Challenger

Make
Dodge
Segment
Coupe

Many pages throughout history have been slathered in writing depicting adventurers seeking youth and wisdom. Two of the most sought-after objects in the fiction section of your local book store are the philosopher's stone and the fountain of youth. Both have claimed the lives of many warriors who have searched for them either by killing them or by robbing them of life's distracting pleasures, but I was lucky enough to forgo that quest when the fountain of youth was delivered to my front door one fateful morning.

Weeks prior, I had filled up my list of upcoming press cars with promising yet somewhat mundane people carriers when our saint of a press fleet manager phoned me up and told me there was a 2016 Dodge Challenger that was about to be phased out of the fleet to make room for the 2017 model. If no one drove it now, it would gather dust until being shipped off to be sold to a middle-aged desk jockey who wanted to live out their teenage dreams. I was impartial, not yet knowing I would soon be driving my favorite car of 2016 but agreed to it since I had a gap in my schedule. And then it arrived, a Tor Red two-door interpretation of the 1970s born into the horsepower glut of the 2010s.

A lower tier R/T model armed with the Scat Pack and not the SRT or Hellcat models that are sold to rich kids pretending like they worked for it. The 6.4-liter V8 only helped add to the illusion that the Challenger was stuck in a time capsule and unaffected by the fuel economy regulations that are causing a downsizing epidemic. My eyes popped and endorphins flooded may brain the first time I saw it. Reinforcing my shock was a loud "WOWW!" exclaimed by a small child less than ten years old who was being dragged along for a walk by his mother. As soon as he laid eyes on the Challenger, he was the one pulling her. Recognizing myself in the boy, I indulged him, starting the engine and revving it a bit.

In that moment, it was a bit hard to tell who was more excited. That was one of the first instances where I realized that the Challenger reaches in and draws out the child within us all. It could be the red war paint or the way it growled when starting up on a cold morning, or even the way its retro design unabashedly magnetized eyeballs to it, but there was no question that it felt completely badass behind the wheel. I've been lucky enough to drive some pretty special cars in 2016, but none had me feeling quite as good as the Challenger.
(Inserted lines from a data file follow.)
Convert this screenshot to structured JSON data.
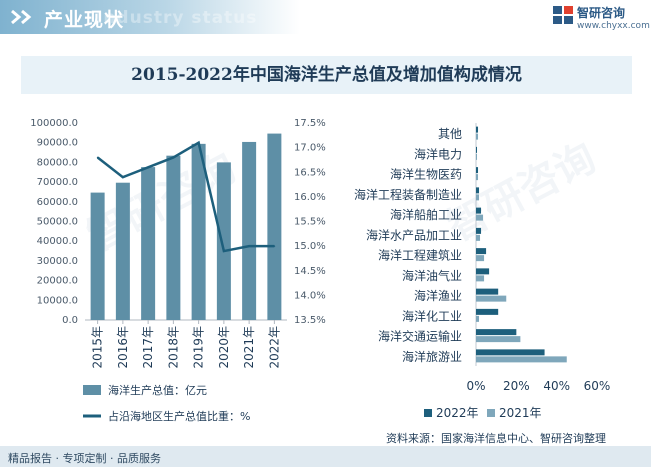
{
  "header": {
    "title": "产业现状",
    "ghost": "Industry status"
  },
  "brand": {
    "name": "智研咨询",
    "url": "www.chyxx.com"
  },
  "title": "2015-2022年中国海洋生产总值及增加值构成情况",
  "source": "资料来源：国家海洋信息中心、智研咨询整理",
  "footer": "精品报告 · 专项定制 · 品质服务",
  "watermark": "智研咨询",
  "colors": {
    "bar": "#5e8fa6",
    "line": "#1d5f7c",
    "series2022": "#1d5f7c",
    "series2021": "#7fa7bb"
  },
  "chart_data": [
    {
      "type": "bar+line",
      "categories": [
        "2015年",
        "2016年",
        "2017年",
        "2018年",
        "2019年",
        "2020年",
        "2021年",
        "2022年"
      ],
      "series": [
        {
          "name": "海洋生产总值：亿元",
          "type": "bar",
          "axis": "left",
          "values": [
            64669,
            69694,
            77611,
            83415,
            89415,
            80010,
            90385,
            94628
          ]
        },
        {
          "name": "占沿海地区生产总值比重：%",
          "type": "line",
          "axis": "right",
          "values": [
            16.8,
            16.4,
            16.6,
            16.8,
            17.1,
            14.9,
            15.0,
            15.0
          ]
        }
      ],
      "y_left": {
        "min": 0,
        "max": 100000,
        "ticks": [
          "0.0",
          "10000.0",
          "20000.0",
          "30000.0",
          "40000.0",
          "50000.0",
          "60000.0",
          "70000.0",
          "80000.0",
          "90000.0",
          "100000.0"
        ]
      },
      "y_right": {
        "min": 13.5,
        "max": 17.5,
        "ticks": [
          "13.5%",
          "14.0%",
          "14.5%",
          "15.0%",
          "15.5%",
          "16.0%",
          "16.5%",
          "17.0%",
          "17.5%"
        ]
      },
      "legend_position": "bottom"
    },
    {
      "type": "bar",
      "orientation": "horizontal",
      "categories": [
        "其他",
        "海洋电力",
        "海洋生物医药",
        "海洋工程装备制造业",
        "海洋船舶工业",
        "海洋水产品加工业",
        "海洋工程建筑业",
        "海洋油气业",
        "海洋渔业",
        "海洋化工业",
        "海洋交通运输业",
        "海洋旅游业"
      ],
      "series": [
        {
          "name": "2022年",
          "values": [
            1.0,
            0.5,
            1.0,
            1.5,
            2.5,
            2.5,
            5.0,
            6.5,
            11.0,
            11.0,
            20.0,
            34.0
          ]
        },
        {
          "name": "2021年",
          "values": [
            1.0,
            0.5,
            1.0,
            1.5,
            3.5,
            2.0,
            4.0,
            4.0,
            15.0,
            1.5,
            22.0,
            45.0
          ]
        }
      ],
      "x_axis": {
        "min": 0,
        "max": 60,
        "ticks": [
          "0%",
          "20%",
          "40%",
          "60%"
        ]
      },
      "legend_position": "bottom"
    }
  ]
}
Some cars, like the Lexus RC-F, were amazing to drive on the edge, dispensing mid-corner throttle-blipping downshifts with all of the violence you'd expect in a sports car but reserving good behavior for the road.

Not so in the Challenger. Like a leather-wrapped Hell's Angel sitting on a hog, what you see is what you get. There's no sharpening of etiquette when at a wedding or in line about to be searched by a TSA body scanner, just 485 unapologetic horsepower that won't hesitate to throw you through the bar window over something you said about its momma. It's that personality that held my attention until the end of the year. It's not that I'm the type to seek the damaged bad girl that ends up dragging me down with her, it's that, while a solid 50% of me sticks to an iron-clad routine and upholds a squeaky clean image, the other half finds myself on the dance floor at 4 am and drinking strange liquids handed to me at stranger's houses.

The Challenger speaks to that half, the werewolf that's usually subdued until the full moon coaxes him from my skin. The Challenger is a liberator, a Timothy Leary or Kamasutra. That's why when I sit down to write my New Year's resolutions and cleanse myself of this year that was full of painful losses, important life changes, and imperative lessons, I'll remember to thank our press fleet manager for "forcing" the Challenger on me. No way would I buy one unless my budget for tires and gas grew significantly, but I found a renewed sense of life behind that slat Dodge calls a windshield. As the industry shifts its focus to user oriented vehicles with a dozen gizmos to control every variable, the Challenger is an ode to a time when real life prevailed.

A time when one would fall, add bruises and scars to the storybook that is our skins, dust off, and get back on for another ride. The Challenger is from a time when humans had to adapt to machine, not the other way around. For proving that no, cars filled to the brim with personality aren't quite yet dead, the tail happy Dodge Challenger Scat Pack goes down as the ride that stretched my smile the most, made me cackle like an evil witch the loudest, and made 2016 a bit more bearable. Thanks Dodge for offering a cramped space where I could let me freak flag fly and sorry I ruined the brand new tires you put on that two-door festival of horsepower.